The province currently budgets $30 million a year to provide tax credits to risk-taking investors who put money into qualifying ventures, Clark told a Surrey Board of Trade breakfast meeting.

“One of the things we know is that the majority of new jobs in any economy are created by new businesses,” Clark said. “We’ll be expanding [the tax credit program] so more angel investors can get a 30 per cent refundable tax credit for eligible small businesses. And that means these job creators will get a leg up on capital, it means they’ll get a leg up on hiring and on receiving the strategic advice that they need from experienced investors in the marketplace.”

The announcement is the third in a week-long series of campaign-style stops to roll out an employment development plan that Clark is pitching as “the central mission of my job as premier.”

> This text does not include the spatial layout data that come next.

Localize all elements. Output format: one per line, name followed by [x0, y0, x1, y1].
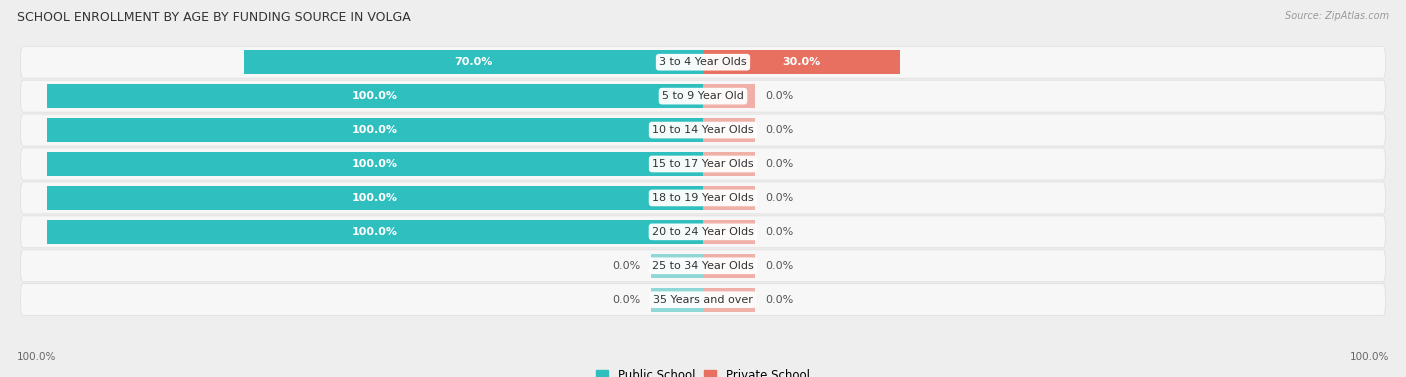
Bar — [46, 118, 703, 142]
Bar — [46, 152, 703, 176]
Text: 0.0%: 0.0% — [765, 193, 793, 203]
FancyBboxPatch shape — [21, 80, 1385, 112]
Text: 100.0%: 100.0% — [352, 125, 398, 135]
Text: 25 to 34 Year Olds: 25 to 34 Year Olds — [652, 261, 754, 271]
Text: 100.0%: 100.0% — [17, 352, 56, 362]
Bar — [243, 50, 703, 74]
Text: 0.0%: 0.0% — [765, 295, 793, 305]
Bar — [703, 288, 755, 312]
Legend: Public School, Private School: Public School, Private School — [592, 364, 814, 377]
Bar — [651, 254, 703, 278]
Bar — [46, 84, 703, 108]
FancyBboxPatch shape — [21, 114, 1385, 146]
Bar — [703, 186, 755, 210]
Text: 20 to 24 Year Olds: 20 to 24 Year Olds — [652, 227, 754, 237]
Text: 0.0%: 0.0% — [613, 261, 641, 271]
Text: 18 to 19 Year Olds: 18 to 19 Year Olds — [652, 193, 754, 203]
FancyBboxPatch shape — [21, 46, 1385, 78]
FancyBboxPatch shape — [21, 182, 1385, 214]
Text: 100.0%: 100.0% — [1350, 352, 1389, 362]
FancyBboxPatch shape — [21, 284, 1385, 316]
Bar — [46, 220, 703, 244]
Text: 100.0%: 100.0% — [352, 159, 398, 169]
Text: 15 to 17 Year Olds: 15 to 17 Year Olds — [652, 159, 754, 169]
Text: 100.0%: 100.0% — [352, 193, 398, 203]
Bar — [703, 152, 755, 176]
Text: 0.0%: 0.0% — [765, 91, 793, 101]
Text: 0.0%: 0.0% — [765, 159, 793, 169]
FancyBboxPatch shape — [21, 216, 1385, 248]
Text: 0.0%: 0.0% — [765, 261, 793, 271]
Text: SCHOOL ENROLLMENT BY AGE BY FUNDING SOURCE IN VOLGA: SCHOOL ENROLLMENT BY AGE BY FUNDING SOUR… — [17, 11, 411, 24]
Text: 5 to 9 Year Old: 5 to 9 Year Old — [662, 91, 744, 101]
Bar — [651, 288, 703, 312]
Bar — [703, 254, 755, 278]
Text: 0.0%: 0.0% — [765, 227, 793, 237]
Bar — [46, 186, 703, 210]
Text: 0.0%: 0.0% — [765, 125, 793, 135]
Text: 35 Years and over: 35 Years and over — [652, 295, 754, 305]
FancyBboxPatch shape — [21, 148, 1385, 180]
Bar — [703, 118, 755, 142]
Text: 30.0%: 30.0% — [782, 57, 821, 67]
Bar — [703, 50, 900, 74]
Bar — [703, 220, 755, 244]
Text: 70.0%: 70.0% — [454, 57, 492, 67]
Text: Source: ZipAtlas.com: Source: ZipAtlas.com — [1285, 11, 1389, 21]
FancyBboxPatch shape — [21, 250, 1385, 282]
Text: 10 to 14 Year Olds: 10 to 14 Year Olds — [652, 125, 754, 135]
Text: 100.0%: 100.0% — [352, 227, 398, 237]
Text: 100.0%: 100.0% — [352, 91, 398, 101]
Text: 3 to 4 Year Olds: 3 to 4 Year Olds — [659, 57, 747, 67]
Bar — [703, 84, 755, 108]
Text: 0.0%: 0.0% — [613, 295, 641, 305]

Monday she visited Prince Rupert to announce a $90 million expansion of the Ridley Island bulk commodity port, cost shared with the federal government and CN Rail. Tuesday in Kamloops, Clark set a target of increasing international students in B.C. by 50 per cent, with regional panels to identify the skills required for new workers.

In Surrey, Clark also announced that the B.C. government will extend its apprenticeship training tax credit program until 2014. That program currently spends $31 million a year on refundable tax credits for wages paid to eligible apprentices.

Clark also vowed to extend the B.C. Liberal government’s commitment to no net increase in regulations, and to introduce legislation that will simplify government approvals and reduce regulations on citizens and small businesses.

NDP leader Adrian Dix said Wednesday the premier’s initial job announcements have been disappointing, and he expects to see a full plan with job creation targets by the end of this week.

“Clearly what we’ve seen so far is a list of things that were already in the government’s in-basket that they’re just patching together as a series of announcements for her,” Dix said.

One way the government could create construction jobs would be to get rid of the harmonized sales tax sooner than the spring of 2013, he added.